The cost of wind power has also rapidly declined in recent years, particularly in areas with ‘the best wind conditions’: northern Scandinavia, Siberia, and South America.

“If we are in the location of this cheap power source, and if we [were to] invest in a large-scale facility in this location, we could reach a very low cost for the production of this protein,” ​Vainikka elaborated. “And the reason for this is that a large proportion, in large scale installations, of the production cost [comes] from electricity.”

Vainikka stressed that Solar Foods’ manufacturing plants needn’t be located in these sunny or windy regions, but that the lowest production cost is likely to be reached in such areas.

An ingredient made from CO2, air, and electricity?

In an interview with FoodNavigator last year​, Solar Foods’ CEO explained how the start-up uses CO₂, air, and electricity in a fermenting process to make Solein.

At the time, Vainikka likened the manufacturing process – for the nonprofessional – to wine or beer production.

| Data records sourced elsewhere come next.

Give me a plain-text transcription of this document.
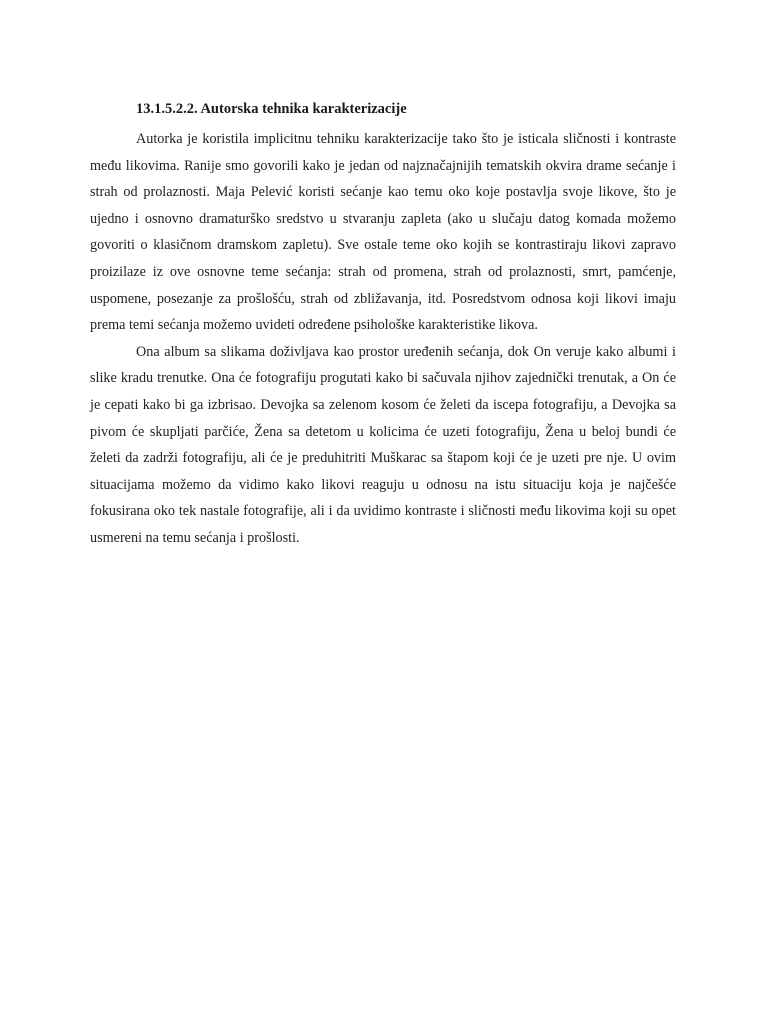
13.1.5.2.2. Autorska tehnika karakterizacije

Autorka je koristila implicitnu tehniku karakterizacije tako što je isticala sličnosti i kontraste među likovima. Ranije smo govorili kako je jedan od najznačajnijih tematskih okvira drame sećanje i strah od prolaznosti. Maja Pelević koristi sećanje kao temu oko koje postavlja svoje likove, što je ujedno i osnovno dramaturško sredstvo u stvaranju zapleta (ako u slučaju datog komada možemo govoriti o klasičnom dramskom zapletu). Sve ostale teme oko kojih se kontrastiraju likovi zapravo proizilaze iz ove osnovne teme sećanja: strah od promena, strah od prolaznosti, smrt, pamćenje, uspomene, posezanje za prošlošću, strah od zbližavanja, itd. Posredstvom odnosa koji likovi imaju prema temi sećanja možemo uvideti određene psihološke karakteristike likova.

Ona album sa slikama doživljava kao prostor uređenih sećanja, dok On veruje kako albumi i slike kradu trenutke. Ona će fotografiju progutati kako bi sačuvala njihov zajednički trenutak, a On će je cepati kako bi ga izbrisao. Devojka sa zelenom kosom će želeti da iscepa fotografiju, a Devojka sa pivom će skupljati parčiće, Žena sa detetom u kolicima će uzeti fotografiju, Žena u beloj bundi će želeti da zadrži fotografiju, ali će je preduhitriti Muškarac sa štapom koji će je uzeti pre nje. U ovim situacijama možemo da vidimo kako likovi reaguju u odnosu na istu situaciju koja je najčešće fokusirana oko tek nastale fotografije, ali i da uvidimo kontraste i sličnosti među likovima koji su opet usmereni na temu sećanja i prošlosti.
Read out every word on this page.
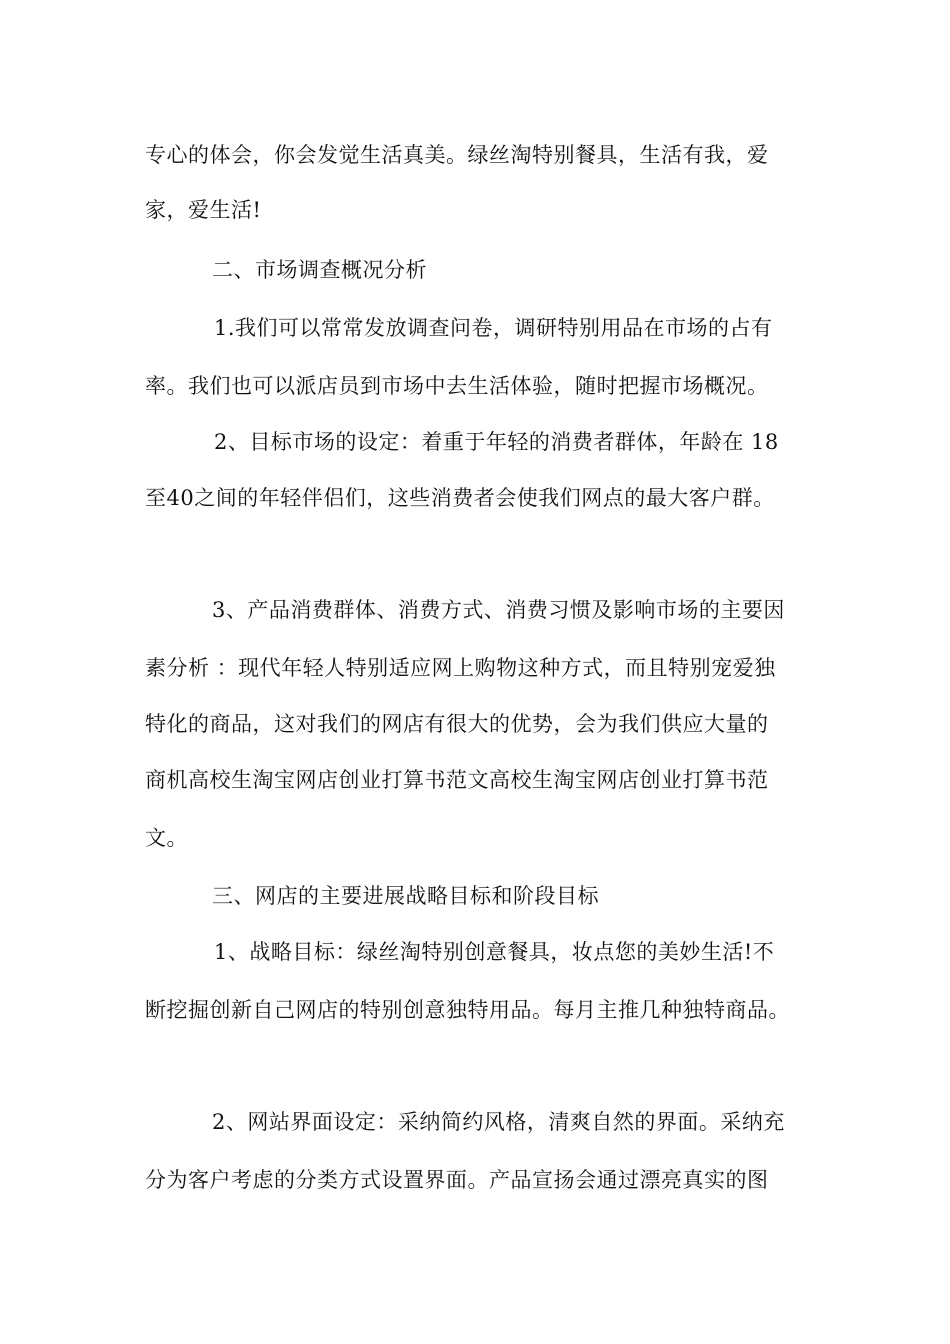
专心的体会，你会发觉生活真美。绿丝淘特别餐具，生活有我，爱
家，爱生活!
二、市场调查概况分析
1.我们可以常常发放调查问卷，调研特别用品在市场的占有
率。我们也可以派店员到市场中去生活体验，随时把握市场概况。
2、目标市场的设定：着重于年轻的消费者群体，年龄在 18
至40之间的年轻伴侣们，这些消费者会使我们网点的最大客户群。
3、产品消费群体、消费方式、消费习惯及影响市场的主要因
素分析 ：现代年轻人特别适应网上购物这种方式，而且特别宠爱独
特化的商品，这对我们的网店有很大的优势，会为我们供应大量的
商机高校生淘宝网店创业打算书范文高校生淘宝网店创业打算书范
文。
三、网店的主要进展战略目标和阶段目标
1、战略目标：绿丝淘特别创意餐具，妆点您的美妙生活!不
断挖掘创新自己网店的特别创意独特用品。每月主推几种独特商品。
2、网站界面设定：采纳简约风格，清爽自然的界面。采纳充
分为客户考虑的分类方式设置界面。产品宣扬会通过漂亮真实的图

When making wine, grapes provide the sugar and carbon for the fermentation process. Yeast is then added to convert the sugars into the final alcohol product. Instead of yeast, Solar Foods uses a ‘completely natural’ proprietary organism instead of sugars. The organism eats CO₂ and hydrogen for its source of carbon, Vainnika explained.

For the nitrogen element, Solar Foods uses ammonia in a water solution. “It is produced from nitrogen in the air already by combining with hydrogen. We can make our own ammonia from the air, as we already produce a lot of hydrogen from the microbes,” ​the CEO told this publication.

“We feed the bacteria with the CO₂ and hydrogen bubbles [produced using water electrolysis] and it grows and multiplies.”

Solar Foods’ team continually removes liquid from the modified reactors, which it then dries to produce the Solein powder.

How will consumers eat Solein?

Once Solar Foods’ novel ingredient is commercialised, the start-up predicts it will be used in three segments of the food industry.

One sector is ‘existing food products’, Vainnika told this publication. In this way, Solein will be used in food formulation just like any other protein ingredient. Finished food products that could incorporate added protein include breads and pastas, soups, and ready meals.  

Plant-based dairy, ‘spoonable products’, yoghurts, and shakes could also use Solein for added protein, he added.

The second category covers plant-based meat alternatives, which are largely dominated by soy and pea protein. And the third relates to cultured meat production: “If cultured meat production scales…in the future, whether it is fish, poultry, or mammal meat, you will need to feed the cells with something,” ​we were told, “and that is mainly sugar and amino acids”.

Solar Foods believes it can prepare a cultured medium using its novel protein, to ultimately replace foetal bovine serum (FBS). “You give it to the muscle cells to eat. The consumer would [eat] real meat that was grown in a lab and fed with our protein ingredient. Therefore, we would be able to disconnect food production from agriculture.”